Intervention de Brigitte Gonthier-Maurin

Commission de la culture, de l'éducation et de la communication — Réunion du 5 février 2014 : 1ère réunion
Avenir pour l'agriculture alimentation et forêt -examen du rapport pour avis

Photo de Brigitte Gonthier-MaurinBrigitte Gonthier-Maurin, rapporteure pour avis :

Mon avis porte sur le titre IV du projet de loi n° 279 (2013-2014), adopté par l'Assemblée nationale, d'avenir pour l'agriculture, l'alimentation et la forêt dont notre commission s'est saisie. Je vous présenterai les mesures touchant à l'enseignement technique agricole avant d'aborder la question essentielle de l'Institut agronomique, vétérinaire et forestier de France (IAVFF). Le déplacement à l'école nationale vétérinaire d'Alfort, auquel vous avez été très nombreux à participer, vous laisse présager de mes observations sur ce point.

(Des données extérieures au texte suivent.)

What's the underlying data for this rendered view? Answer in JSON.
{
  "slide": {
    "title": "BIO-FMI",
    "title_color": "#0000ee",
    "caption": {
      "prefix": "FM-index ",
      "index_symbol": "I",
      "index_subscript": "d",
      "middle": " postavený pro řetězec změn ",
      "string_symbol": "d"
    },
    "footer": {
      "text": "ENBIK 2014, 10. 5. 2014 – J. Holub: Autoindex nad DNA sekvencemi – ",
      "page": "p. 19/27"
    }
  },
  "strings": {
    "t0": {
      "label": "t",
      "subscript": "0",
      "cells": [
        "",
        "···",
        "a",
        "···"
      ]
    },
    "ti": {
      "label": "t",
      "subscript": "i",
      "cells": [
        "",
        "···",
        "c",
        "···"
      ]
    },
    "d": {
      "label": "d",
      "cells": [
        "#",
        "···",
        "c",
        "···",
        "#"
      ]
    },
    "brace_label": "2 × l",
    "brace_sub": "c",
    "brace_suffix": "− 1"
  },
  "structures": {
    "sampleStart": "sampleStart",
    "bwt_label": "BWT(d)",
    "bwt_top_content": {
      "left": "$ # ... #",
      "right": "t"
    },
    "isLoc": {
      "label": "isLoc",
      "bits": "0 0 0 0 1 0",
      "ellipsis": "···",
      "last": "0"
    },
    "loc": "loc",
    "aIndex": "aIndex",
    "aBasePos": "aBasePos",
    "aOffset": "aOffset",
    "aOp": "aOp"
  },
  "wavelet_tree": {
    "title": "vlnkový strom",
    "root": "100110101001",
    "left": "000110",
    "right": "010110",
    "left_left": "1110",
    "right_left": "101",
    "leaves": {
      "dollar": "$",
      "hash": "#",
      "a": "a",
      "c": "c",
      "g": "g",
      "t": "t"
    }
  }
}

Pour lutter contre les inégalités de destin persistantes entre les jeunes urbains et les jeunes ruraux, il faut agir simultanément sur l'orientation, sur l'aide sociale, sur les reprises d'études et sur le développement de l'accès aux formations de techniciens supérieurs agricoles (BTSA) et d'ingénieurs.

Ce texte entend renforcer les capacités de promotion sociale de l'enseignement agricole. J'approuve la création d'une voie d'accès spécifique aux formations d'ingénieurs de l'enseignement supérieur agricole grâce à l'instauration de classes préparatoires professionnelles.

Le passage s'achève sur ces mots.